A single 911 call today can involve multiple companies operating in multiple locations across the country, and that means a failure in one place can leave people without 911 service across multiple states, indeed across the nation. 

That’s why I am proposing action to protect 911 service as the tech transitions move forward. The proposal I’ve sent my colleagues proposes a 911 governance structure designed to ensure the technology transitions are managed in a way that maximizes the availability, reliability, and resiliency of 911 networks, as well as the accountability of all participants in the 911-call completion process.

The second item concerns the so-called “retirement” of legacy networks. New IP-based networks, made of fiber for example, have brought great new choices to millions of Americans. But millions of American homes continue to choose traditional, reliable, copper networks for voice communication. Now, we are close to a tipping point, what the Commission in January unanimously described as “a point where the adoption of new communications technologies reaches a critical mass and most providers wish to cease offering legacy services.”

So the item I am circulating proposes to update the Commission’s rules that govern the retirement of legacy networks, and the discontinuance of traditional services.

To safeguard public safety, my proposals would take steps to ensure that consumers using these next generation networks and services – whether cable coax or telecommunications fiber – can reach 911 and other emergency services even when the power goes out.

To protect consumers, I propose new transparency measures to ensure that they know what is happening to their voice service when carriers propose to take it away – and what they can do about it. This is not a hypothetical issue: the proposal to end traditional service in Fire Island, New York after Hurricane Sandy damaged the copper phone lines sparked substantial public concern – and rightly so.

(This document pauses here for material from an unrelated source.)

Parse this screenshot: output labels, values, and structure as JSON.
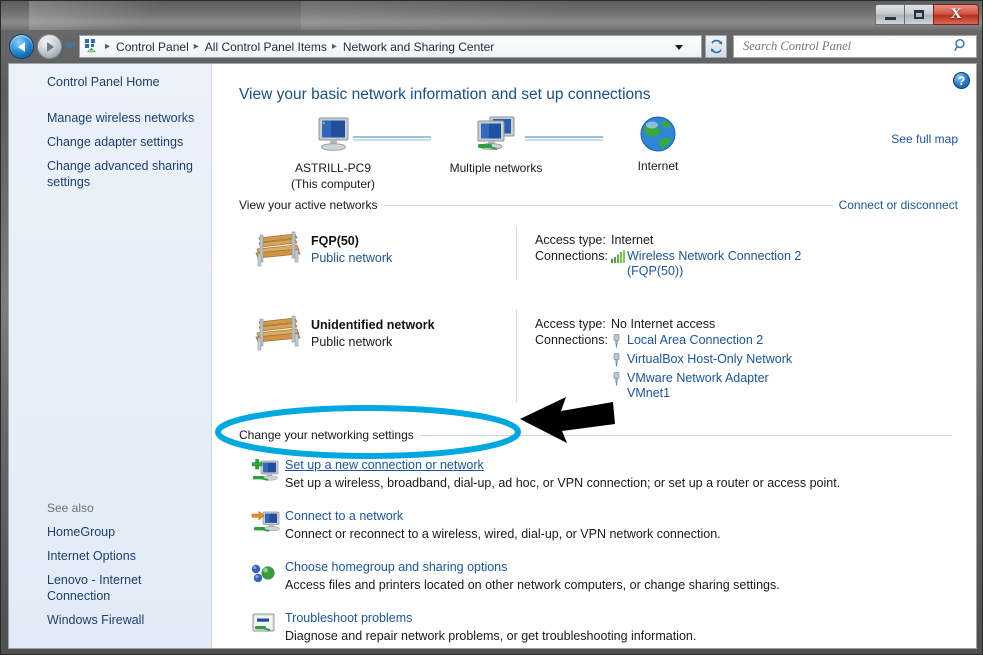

To protect competition, this item includes proposals to ensure that small- and medium-sized businesses do not have the benefits of competition yanked away from them.  The mere change of a network facility or discontinuance of a legacy service should not deprive consumers or businesses of competitive choices.  That would only lead to higher telecommunications prices that are passed along to consumers.

The two items for the November meeting join two other tech transition items that have been submitted to the full Commission. Earlier this week, I circulated a proposal to update the Commission’s rules to give video providers who operate over the Internet – or any other method of transmission – the same access to programming that cable and satellite operators have. This change should ultimately give consumers more options to buy the programming they want.

Those same principles apply in the context of an item I circulated last week on an issue commonly referred to as “VoIP symmetry.” The notion is simple –interconnected VOIP is functionally equivalent to traditional voice service, and the Commission’s rules that govern the way communications companies pay each other to complete voice calls must reflect that. Technology-neutral rules are best. 

All four items turn on simple precepts that go to the heart of the public interest: Technology transitions will be speeded by technology-neutral rules that promote, preserve, and protect the enduring values that consumers have rightly come to expect, and chief among them is the ability to reach emergency responders and the ability to choose products and services in a competitive market.  Technology must improve; these values must be protected; these items demonstrate how both can go hand-in-hand.